Methods: Cell-associated HIV-1 DNA and T-cell receptor rearrangement excision circles (TREC), a measure of thymic output, were quantified in PBMC in 33 HIV-1 infected ART-naive children at baseline, and 4, 12, 24, 48, and 96 wks after ART initiation (median age 7.1 yrs (range 0.3-15.5), CD4% 17%, HIV-1 RNA 5.0 log10 c/ml). Quantification was performed by real-time PCR; copy numbers were normalized to the number of ß-actin genes, and expressed relative to 106 PBMC (2x106 ß-actin copies) and per ml (attributing HIV-1 DNA load to the CD4 cell fraction). Longitudinal mixed models were used to assess the effects of baseline levels and age, and changes in CD4 and HIV-1 RNA on TREC and HIV-1 DNA response.
Results: At baseline, log10 TREC was positively associated with CD4% and HIV-1 DNA, and inversely associated with age and HIV-1 RNA (p < 0.05).
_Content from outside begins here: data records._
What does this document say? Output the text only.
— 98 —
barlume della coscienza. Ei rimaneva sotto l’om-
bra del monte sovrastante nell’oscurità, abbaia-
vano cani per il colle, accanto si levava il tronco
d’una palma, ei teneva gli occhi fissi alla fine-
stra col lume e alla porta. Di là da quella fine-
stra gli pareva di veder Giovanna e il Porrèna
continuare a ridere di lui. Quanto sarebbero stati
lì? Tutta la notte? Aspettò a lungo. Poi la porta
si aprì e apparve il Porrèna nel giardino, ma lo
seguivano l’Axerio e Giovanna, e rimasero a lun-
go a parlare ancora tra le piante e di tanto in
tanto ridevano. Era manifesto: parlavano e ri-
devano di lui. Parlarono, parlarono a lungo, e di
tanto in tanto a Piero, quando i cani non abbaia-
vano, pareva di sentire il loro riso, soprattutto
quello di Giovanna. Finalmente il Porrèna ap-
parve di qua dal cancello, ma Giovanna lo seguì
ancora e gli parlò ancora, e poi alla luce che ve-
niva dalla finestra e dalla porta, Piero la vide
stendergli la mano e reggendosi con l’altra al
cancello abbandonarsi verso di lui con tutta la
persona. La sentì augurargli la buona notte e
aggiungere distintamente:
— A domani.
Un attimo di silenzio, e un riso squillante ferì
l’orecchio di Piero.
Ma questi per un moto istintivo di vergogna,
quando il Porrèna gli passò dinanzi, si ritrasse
In contrast, baseline HIV-1 DNA only depended on TREC, e.g., 0.80 log10 higher HIV-1 DNA per ml for every log10 higher TREC per ml (p = 0.001); age, CD4% and HIV-1 RNA were not independent predictors (p > 0.5). Overall, there were significant decreases in HIV-1 DNA and increases in TREC in PBMC, and per ml after ART initiation (p < 0.0001). However, decreases in HIV-1 DNA were smallest when increases in TREC were largest (p = 0.002). There was no association between changes in HIV-1 DNA and changes in CD4% or HIV-1 RNA (p > 0.4). The relationship between changes in HIV-1 DNA and TREC varied according to the phase of HIV-1 RNA decline (p = 0.14). Among children with stable HIV-1 RNA < 50 c/ml after initial HIV-1 RNA decline there was a smaller increase in HIV-1 DNA for every 1 log10 greater increase in TREC per ml (0.20 log10 copies per ml, p = 0.11), compared with children who never achieved HIV-1 RNA < 50 c/ml (0.36, p = 0.01) and children who achieved HIV-1 RNA < 50 c/ml but had 2 or more blips (0.78, p = 0.01).
Conclusions: These data suggest that overall declines in HIV-1 DNA are slowest in children with greatest increases in TREC, implying ongoing infection of naive cells. However, in children with stable HIV-1 RNA < 50 c/ml, in whom TREC increases are also smaller, the infection of naive cells is occurring at a slower rate.